Article ID Journal Published Year Pages File Type
2963353 Journal of Cardiology 2011 9 Pages PDF
Abstract

SummaryThe sudden evolution of catheter ablation (CA) therapy for atrial fibrillation (AF) was brought by the discovery of a new insight into the triggering mechanism of AF by Haïssaguerre et al. in 1998. This discovery opened a new era of evolution of ablation therapy of paroxysmal AF (PAF). At the frontier of AF ablation, technical development of CA for long-standing persistent AF (CAF) has been done enthusiastically, although the detailed electrophysiologic mechanism and anatomical substrate of persistent AF remain unknown.

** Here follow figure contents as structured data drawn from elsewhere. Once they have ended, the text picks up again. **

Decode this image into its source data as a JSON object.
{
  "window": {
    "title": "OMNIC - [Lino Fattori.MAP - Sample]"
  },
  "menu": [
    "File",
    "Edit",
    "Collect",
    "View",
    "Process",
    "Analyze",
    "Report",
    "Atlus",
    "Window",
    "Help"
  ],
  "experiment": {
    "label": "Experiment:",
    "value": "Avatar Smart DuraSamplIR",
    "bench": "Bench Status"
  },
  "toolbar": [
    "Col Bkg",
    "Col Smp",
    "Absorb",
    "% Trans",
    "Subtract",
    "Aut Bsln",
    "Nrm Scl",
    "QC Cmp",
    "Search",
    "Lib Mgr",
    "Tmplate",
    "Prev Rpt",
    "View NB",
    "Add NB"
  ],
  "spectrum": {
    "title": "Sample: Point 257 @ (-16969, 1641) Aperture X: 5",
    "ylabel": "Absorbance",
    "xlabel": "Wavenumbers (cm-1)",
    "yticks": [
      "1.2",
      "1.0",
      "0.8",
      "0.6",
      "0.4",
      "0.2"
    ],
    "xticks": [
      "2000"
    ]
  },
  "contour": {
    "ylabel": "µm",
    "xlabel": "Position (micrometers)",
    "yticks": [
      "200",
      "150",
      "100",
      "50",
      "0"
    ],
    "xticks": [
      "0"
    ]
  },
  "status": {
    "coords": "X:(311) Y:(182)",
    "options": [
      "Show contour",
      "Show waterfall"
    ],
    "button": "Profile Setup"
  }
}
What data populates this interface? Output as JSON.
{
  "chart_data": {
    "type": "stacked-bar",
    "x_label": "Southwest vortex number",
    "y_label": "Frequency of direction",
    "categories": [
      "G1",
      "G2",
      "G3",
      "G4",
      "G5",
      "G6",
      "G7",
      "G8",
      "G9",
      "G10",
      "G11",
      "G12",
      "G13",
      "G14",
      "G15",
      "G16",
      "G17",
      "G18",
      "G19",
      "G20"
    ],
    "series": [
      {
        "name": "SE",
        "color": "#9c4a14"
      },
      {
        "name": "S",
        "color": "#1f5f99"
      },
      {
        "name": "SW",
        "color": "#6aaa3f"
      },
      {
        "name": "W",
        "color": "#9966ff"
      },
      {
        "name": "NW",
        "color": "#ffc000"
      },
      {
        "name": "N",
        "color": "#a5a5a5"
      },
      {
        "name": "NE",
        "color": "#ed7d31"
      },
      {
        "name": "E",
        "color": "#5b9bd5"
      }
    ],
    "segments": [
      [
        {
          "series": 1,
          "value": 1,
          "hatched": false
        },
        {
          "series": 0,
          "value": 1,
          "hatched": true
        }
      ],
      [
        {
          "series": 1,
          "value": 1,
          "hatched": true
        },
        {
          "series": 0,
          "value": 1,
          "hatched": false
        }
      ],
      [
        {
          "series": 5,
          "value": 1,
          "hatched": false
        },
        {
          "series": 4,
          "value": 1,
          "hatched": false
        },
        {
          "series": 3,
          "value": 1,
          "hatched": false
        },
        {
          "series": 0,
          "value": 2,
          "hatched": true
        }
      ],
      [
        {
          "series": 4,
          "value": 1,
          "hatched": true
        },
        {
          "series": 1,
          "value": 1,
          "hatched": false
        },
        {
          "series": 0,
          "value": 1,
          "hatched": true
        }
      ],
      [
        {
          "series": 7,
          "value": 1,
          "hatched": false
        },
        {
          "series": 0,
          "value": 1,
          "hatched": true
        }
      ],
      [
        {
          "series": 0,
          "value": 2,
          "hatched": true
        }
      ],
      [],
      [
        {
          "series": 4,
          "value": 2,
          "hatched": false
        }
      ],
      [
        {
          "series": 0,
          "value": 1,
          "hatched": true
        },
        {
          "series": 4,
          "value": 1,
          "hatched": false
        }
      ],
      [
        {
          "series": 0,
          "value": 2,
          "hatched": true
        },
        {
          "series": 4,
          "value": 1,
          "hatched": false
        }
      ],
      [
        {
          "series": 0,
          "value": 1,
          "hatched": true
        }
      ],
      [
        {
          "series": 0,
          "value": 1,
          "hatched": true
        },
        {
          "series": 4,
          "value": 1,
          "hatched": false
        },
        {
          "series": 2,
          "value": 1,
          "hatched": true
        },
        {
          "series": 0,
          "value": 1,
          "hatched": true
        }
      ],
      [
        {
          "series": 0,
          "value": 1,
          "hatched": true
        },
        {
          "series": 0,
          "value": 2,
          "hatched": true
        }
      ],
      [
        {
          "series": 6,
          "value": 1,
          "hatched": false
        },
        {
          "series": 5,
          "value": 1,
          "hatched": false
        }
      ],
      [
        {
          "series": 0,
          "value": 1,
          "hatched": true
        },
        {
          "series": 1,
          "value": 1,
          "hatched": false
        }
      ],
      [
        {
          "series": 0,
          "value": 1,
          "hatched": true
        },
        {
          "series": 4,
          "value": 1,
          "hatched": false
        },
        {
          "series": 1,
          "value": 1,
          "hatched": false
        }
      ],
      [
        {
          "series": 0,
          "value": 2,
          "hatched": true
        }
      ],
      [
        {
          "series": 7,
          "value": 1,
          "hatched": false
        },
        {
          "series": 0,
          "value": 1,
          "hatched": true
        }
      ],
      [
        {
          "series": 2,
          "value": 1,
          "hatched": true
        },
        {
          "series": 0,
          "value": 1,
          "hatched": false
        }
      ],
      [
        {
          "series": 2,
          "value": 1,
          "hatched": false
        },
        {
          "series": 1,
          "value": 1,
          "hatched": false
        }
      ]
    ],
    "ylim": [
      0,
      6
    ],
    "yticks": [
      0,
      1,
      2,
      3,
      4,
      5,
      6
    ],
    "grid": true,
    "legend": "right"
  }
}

Stepwise ablation composed of multiple procedures, circumferential pulmonary vein isolation (PVI), biatrial defragmentation, and anatomical linear ablation with the endpoint of AF termination has been the most widely accepted method, because the efficacy of this method was reported to be surprisingly high during a relatively short duration of follow-up. Recently, they showed this strategy has a significant limitation in efficacy for CAF with long AF duration (>7 years), enlarged left atrium (>50 mm in left anterior descending artery), short AF cycle length (AFCL) (<130 ms) and impaired cardiac function. For cases associated with these clinical, anatomical, and electrophysiological parameters, AF termination as an endpoint might be abandoned if peak prolongation of AFCL, reduction of intra-/inter-atrial AFCL gradient, and low defibrillation threshold are attained after predetermined lesion set is completed. Prolonged procedure with massive tissue ablation to attain AF termination should be avoided, because it potentially increases adverse events during and immediately after the procedure and causes extensive scar-formation in both atria with atrial mechanical dysfunction.